Continuava o silencio.

Luiz Negro proseguiu:

«Sou christão. Aprendi, portanto, a perdoar nas lições do Divino Mestre. Elle—que levantou a dignidade do homem com o seu proprio martyrio.

«Quebrou as algemas da escravidão do mundo antigo para implantar, na terra, a liberdade, a igualdade e a fraternidade—trindade augusta d'esta religião d'amor.

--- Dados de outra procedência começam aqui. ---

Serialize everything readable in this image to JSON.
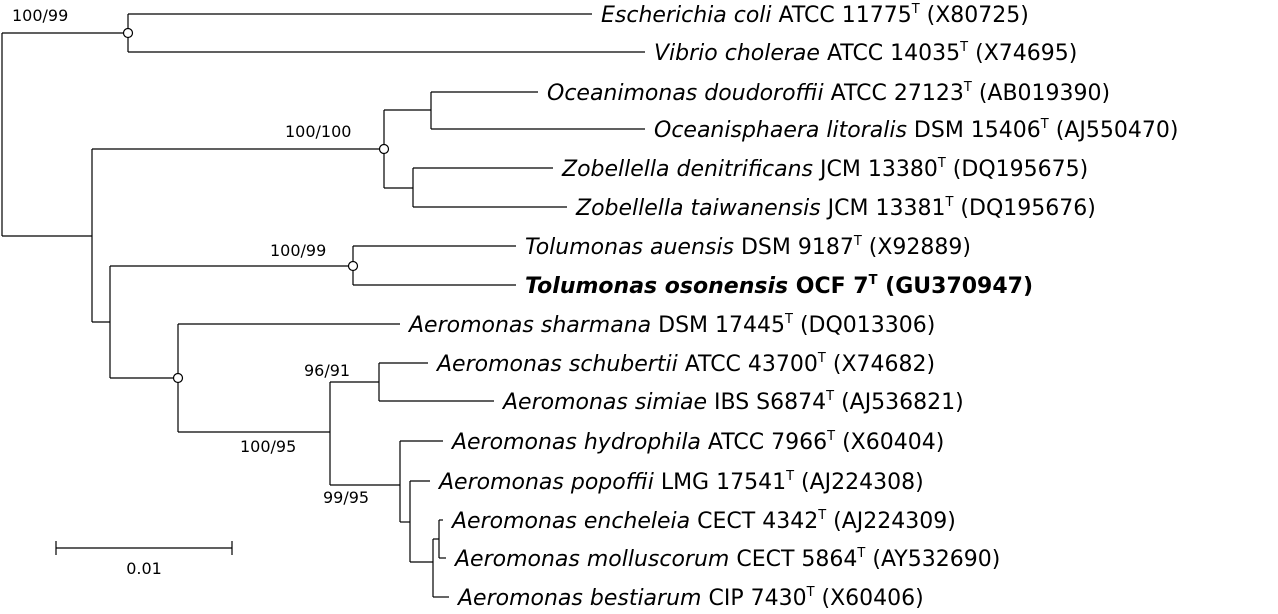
{
  "leaves": [
    {
      "species": "Escherichia coli",
      "strain": "ATCC 11775",
      "type": "T",
      "accession": "(X80725)",
      "bold": false
    },
    {
      "species": "Vibrio cholerae",
      "strain": "ATCC 14035",
      "type": "T",
      "accession": "(X74695)",
      "bold": false
    },
    {
      "species": "Oceanimonas doudoroffii",
      "strain": "ATCC 27123",
      "type": "T",
      "accession": "(AB019390)",
      "bold": false
    },
    {
      "species": "Oceanisphaera litoralis",
      "strain": "DSM 15406",
      "type": "T",
      "accession": "(AJ550470)",
      "bold": false
    },
    {
      "species": "Zobellella denitrificans",
      "strain": "JCM 13380",
      "type": "T",
      "accession": "(DQ195675)",
      "bold": false
    },
    {
      "species": "Zobellella taiwanensis",
      "strain": "JCM 13381",
      "type": "T",
      "accession": "(DQ195676)",
      "bold": false
    },
    {
      "species": "Tolumonas auensis",
      "strain": "DSM 9187",
      "type": "T",
      "accession": "(X92889)",
      "bold": false
    },
    {
      "species": "Tolumonas osonensis",
      "strain": "OCF 7",
      "type": "T",
      "accession": "(GU370947)",
      "bold": true
    },
    {
      "species": "Aeromonas sharmana",
      "strain": "DSM 17445",
      "type": "T",
      "accession": "(DQ013306)",
      "bold": false
    },
    {
      "species": "Aeromonas schubertii",
      "strain": "ATCC 43700",
      "type": "T",
      "accession": "(X74682)",
      "bold": false
    },
    {
      "species": "Aeromonas simiae",
      "strain": "IBS S6874",
      "type": "T",
      "accession": "(AJ536821)",
      "bold": false
    },
    {
      "species": "Aeromonas hydrophila",
      "strain": "ATCC 7966",
      "type": "T",
      "accession": "(X60404)",
      "bold": false
    },
    {
      "species": "Aeromonas popoffii",
      "strain": "LMG 17541",
      "type": "T",
      "accession": "(AJ224308)",
      "bold": false
    },
    {
      "species": "Aeromonas encheleia",
      "strain": "CECT 4342",
      "type": "T",
      "accession": "(AJ224309)",
      "bold": false
    },
    {
      "species": "Aeromonas molluscorum",
      "strain": "CECT 5864",
      "type": "T",
      "accession": "(AY532690)",
      "bold": false
    },
    {
      "species": "Aeromonas bestiarum",
      "strain": "CIP 7430",
      "type": "T",
      "accession": "(X60406)",
      "bold": false
    }
  ],
  "support_values": {
    "ecoli_vibrio": "100/99",
    "oceanimonas_zobellella": "100/100",
    "tolumonas": "100/99",
    "schubertii_simiae": "96/91",
    "aeromonas_core": "100/95",
    "hydrophila_group": "99/95"
  },
  "scale_bar": {
    "value": 0.01,
    "label": "0.01"
  }
}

«Ao visconde hei de eu contar largamente a minha vida. Hei de dar-lhe a narração escripta do triste fado da minha existencia. Quem, como eu, só espera do sepulchro—da valla, direi melhor—o silencio e o repouso, não pretende nem quer illudir ninguem.

«Retiro-me. Sinto-me aqui de mais. Apavora a minha presença com o sinistro nome que me deram.»

Devo dizel-o: estenderam-se-lhe todas as mãos. Nem uma só houve, que se esquivasse a este signal de pura cordialidade com que os homens se buscam e apreciam.

Ao cerrar da porta, ouvi que me dizia: «Até ámanhã.»